Yesterday I stumbled upon a fantastic blog by Isabel, a fellow grad student blogger at God Place Dice. She has some very well thought-out and fascinating posts (certainly more so than my blog) and GPD has quickly become one of my  favourite blogs.

I wanted to share a particularly excellent post about why the gravitational acceleration at the surface of the earth is approximately $g \approx \pi^2$ in SI units. No, it’s not a coincidence; the meter was originally defined to be the length ($L$) of a pendulum with a two second period ($\tau$). And, using the small angle approximation, we know from high school that:

$\tau \approx 2\pi \sqrt{\frac{L}{g}}$

Solving this, we get $g = \pi^2$ meters per (second)2. This is a very cute result with a nice touch of history, see the original post.

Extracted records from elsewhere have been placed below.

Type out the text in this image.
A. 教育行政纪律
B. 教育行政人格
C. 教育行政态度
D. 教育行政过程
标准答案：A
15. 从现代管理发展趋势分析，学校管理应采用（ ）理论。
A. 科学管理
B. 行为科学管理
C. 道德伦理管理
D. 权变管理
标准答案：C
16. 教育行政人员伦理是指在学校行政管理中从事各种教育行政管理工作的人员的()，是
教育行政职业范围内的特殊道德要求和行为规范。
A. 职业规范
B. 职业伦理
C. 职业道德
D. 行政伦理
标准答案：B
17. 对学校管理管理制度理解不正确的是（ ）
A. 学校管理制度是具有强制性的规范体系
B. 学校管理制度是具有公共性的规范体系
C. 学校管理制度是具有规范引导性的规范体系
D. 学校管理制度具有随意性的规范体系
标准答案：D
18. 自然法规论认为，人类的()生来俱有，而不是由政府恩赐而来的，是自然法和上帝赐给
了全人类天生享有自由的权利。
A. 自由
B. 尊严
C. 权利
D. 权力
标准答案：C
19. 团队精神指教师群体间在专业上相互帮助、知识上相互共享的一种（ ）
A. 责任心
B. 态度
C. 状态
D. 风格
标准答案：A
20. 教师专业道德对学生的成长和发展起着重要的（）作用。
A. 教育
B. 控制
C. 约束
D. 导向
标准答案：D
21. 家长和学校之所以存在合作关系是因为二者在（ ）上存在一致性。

Anyway, thanks to Isabel for enlightening my day. 🙂

#### 7 Responses to “g = \pi^2”

1. Thanks for the compliment!

It’s a nice counterpoint to the large majority of the people who commented when this was posted at reddit (which is where I’m guessing you stumbled in from, because that’s where something like thirteen thousand people stumbled in from) who claimed that I was some sort of crackpot because “of course g would be different if we used different units”. (I suspect many of them didn’t actually read the post.)

2. Isabel — the random clueless comments were half of the fun. 🙂

3. hmmm, do you particle physicists take g=1 as well then …

🙂

Evan

4. My undergraduate adviser once said that pi is almost dimensionful. And you’re familiar with a Cambridge cosmologist who set pi = 1, concluding that pi^100 is also approximately 1. 🙂

5. Looks like cosmologists really can get away with everything… 😉

6. Indeed pi is dimensionful; it has units of diameter 😀 After all, it stands for “perimeter”.
But, thinking in this way, all trigonometric functions are dimensionful, in units of radius. Even the tangent, and here the paradox: on one side is sin/cos, so units should cancel. On other hand, it is the length of the tangent line, in the triangle composed by radius, secant and tangent lines, when the radius is the unit (hint: solve the paradox by recovering R, instead of the unit, in all the trigonometric formulae).

I am a bit puzzled and surprised by Isabel’s history, and the original research involved. I have always though that the goal in the meter was to be near of the yard.

7. \pi^{100}\approx1 -> that is so funny! it will never get old! he’s like that magic mathematician on the simpsons who made remainders disappear!